Ab einer Inzidenz von 100 an drei aufeinander folgenden Tagen ...

  • soll von 21 Uhr bis 5 Uhr der Aufenthalt außerhalb der Wohnung durch eine Ausgangsbeschränkung untersagt werden.
  • sollen private Kontakte ausdrücklich "im öffentlichen oder privaten Raum" stärker eingeschränkt werden (dies ist in NRW bisher nicht so eindeutig für den privaten Bereich geregelt). Angehörige eines Haushalts dürfen nur noch mit einer weiteren Person zusammenkommen; maximal dürfen sich fünf Menschen treffen. Kinder unter 14 Jahren zählen nicht dazu.
  • sollen die meisten Geschäfte wieder schließen. Ausgenommen: Lebensmittelhandel, Reformhäuser, Apotheken, Drogerien, Optiker, Buchhandlungen, Gartenmärkte, Tierbedarf und Tankstellen. Medizinische Dienstleister sowie Friseure sollen geöffnet bleiben - wenn eine Maske getragen wird.
  • sollen Freizeiteinrichtungen wie Theater, Zoos und Museen geschlossen werden.
  • sollen Übernachtungsangebote untersagt werden.
  • soll Sport nur kontaktlos allein, zu zweit oder mit dem eigenen Hausstand erlaubt sein. Ausnahmen gelten für Leistungssportler.

Ab einer Inzidenz von 200 an drei aufeinander folgenden Tagen ...

  • sollen Schulen den Präsenzunterricht einstellen. Auch Kitas sollen dann schließen. Es soll allerdings Notbetreuung ermöglicht werden.

Das Gesetz muss noch vom Bundestag verabschiedet werden. Wenn das Gesetz dort keine Zwei-Drittel-Mehrheit bekommt, also nicht noch eine weitere Fraktion neben der Großen Koalition zustimmt, hat der Bundesrat das letzte Wort. Ob das Gesetz vor Ende April in Kraft tritt, ist fraglich.

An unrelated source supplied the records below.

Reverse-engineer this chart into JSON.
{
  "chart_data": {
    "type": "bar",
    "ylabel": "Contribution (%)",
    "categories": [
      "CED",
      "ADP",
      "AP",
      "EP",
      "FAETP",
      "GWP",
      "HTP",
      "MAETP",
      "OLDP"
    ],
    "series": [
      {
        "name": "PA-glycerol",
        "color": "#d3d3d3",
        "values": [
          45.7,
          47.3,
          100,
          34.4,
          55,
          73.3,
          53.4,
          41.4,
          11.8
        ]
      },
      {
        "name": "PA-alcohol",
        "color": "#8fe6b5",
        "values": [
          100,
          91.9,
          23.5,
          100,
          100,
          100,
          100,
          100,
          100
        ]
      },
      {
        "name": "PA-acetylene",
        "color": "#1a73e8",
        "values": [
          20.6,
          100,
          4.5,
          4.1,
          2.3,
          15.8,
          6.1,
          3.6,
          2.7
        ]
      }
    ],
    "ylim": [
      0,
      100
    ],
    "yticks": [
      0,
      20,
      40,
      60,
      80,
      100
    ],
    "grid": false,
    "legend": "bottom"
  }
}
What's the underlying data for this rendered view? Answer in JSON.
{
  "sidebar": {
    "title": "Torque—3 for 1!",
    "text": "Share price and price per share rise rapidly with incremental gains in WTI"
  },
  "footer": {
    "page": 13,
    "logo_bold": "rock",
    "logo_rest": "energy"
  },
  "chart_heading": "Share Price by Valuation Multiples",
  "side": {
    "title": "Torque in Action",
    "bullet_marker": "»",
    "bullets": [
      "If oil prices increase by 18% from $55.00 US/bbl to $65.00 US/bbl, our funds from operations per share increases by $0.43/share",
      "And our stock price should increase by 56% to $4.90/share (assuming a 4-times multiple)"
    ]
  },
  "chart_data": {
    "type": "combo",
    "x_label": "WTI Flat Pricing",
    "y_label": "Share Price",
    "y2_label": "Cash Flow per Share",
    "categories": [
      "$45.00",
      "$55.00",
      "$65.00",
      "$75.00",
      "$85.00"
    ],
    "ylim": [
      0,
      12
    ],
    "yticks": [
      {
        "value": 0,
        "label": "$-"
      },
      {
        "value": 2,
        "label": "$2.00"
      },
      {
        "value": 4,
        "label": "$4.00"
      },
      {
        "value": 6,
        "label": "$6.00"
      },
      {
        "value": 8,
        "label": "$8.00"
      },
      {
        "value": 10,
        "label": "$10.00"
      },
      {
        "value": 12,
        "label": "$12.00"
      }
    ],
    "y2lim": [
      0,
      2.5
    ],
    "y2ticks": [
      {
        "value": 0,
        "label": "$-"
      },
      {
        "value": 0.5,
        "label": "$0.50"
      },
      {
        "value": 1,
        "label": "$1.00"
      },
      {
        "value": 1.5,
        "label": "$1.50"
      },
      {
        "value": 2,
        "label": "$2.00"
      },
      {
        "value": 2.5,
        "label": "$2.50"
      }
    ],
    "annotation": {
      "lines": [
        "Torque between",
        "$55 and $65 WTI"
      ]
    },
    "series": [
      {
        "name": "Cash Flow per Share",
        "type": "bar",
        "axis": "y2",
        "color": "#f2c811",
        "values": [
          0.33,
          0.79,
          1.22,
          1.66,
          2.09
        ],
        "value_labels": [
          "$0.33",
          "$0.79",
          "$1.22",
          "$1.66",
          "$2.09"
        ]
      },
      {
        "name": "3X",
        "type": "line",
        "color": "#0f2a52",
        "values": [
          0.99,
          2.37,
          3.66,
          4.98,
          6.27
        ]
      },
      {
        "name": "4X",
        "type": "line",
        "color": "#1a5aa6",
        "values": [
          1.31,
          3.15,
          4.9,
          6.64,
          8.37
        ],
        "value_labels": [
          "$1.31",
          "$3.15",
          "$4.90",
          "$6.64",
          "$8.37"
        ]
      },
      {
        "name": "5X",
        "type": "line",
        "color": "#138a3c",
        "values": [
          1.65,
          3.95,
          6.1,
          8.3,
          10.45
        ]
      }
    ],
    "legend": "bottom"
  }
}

Intensivmediziner sehen dramatische Lage

Intensivmediziner mahnen zu einer schnellen Umsetzung. "Die Luft wird dünn und die Belastung der Mitarbeiter nimmt ebenfalls dramatisch zu", sagte der frühere Präsident der Deutschen Intensiv- und Notfallmediziner (DIVI) Uwe Janssens im WDR. In Ballungsgebieten wie Köln oder Berlin gebe es nur noch deutlich unter 10 Prozent freier Intensivbetten.

Auch Christian Karagiannidis, Präsident der Deutschen Gesellschaft für Intensivmedizin (DGIIN), sagte: "Es muss JETZT was passieren." Die Auslastung der Betten habe ihren Höhepunkt längst erreicht.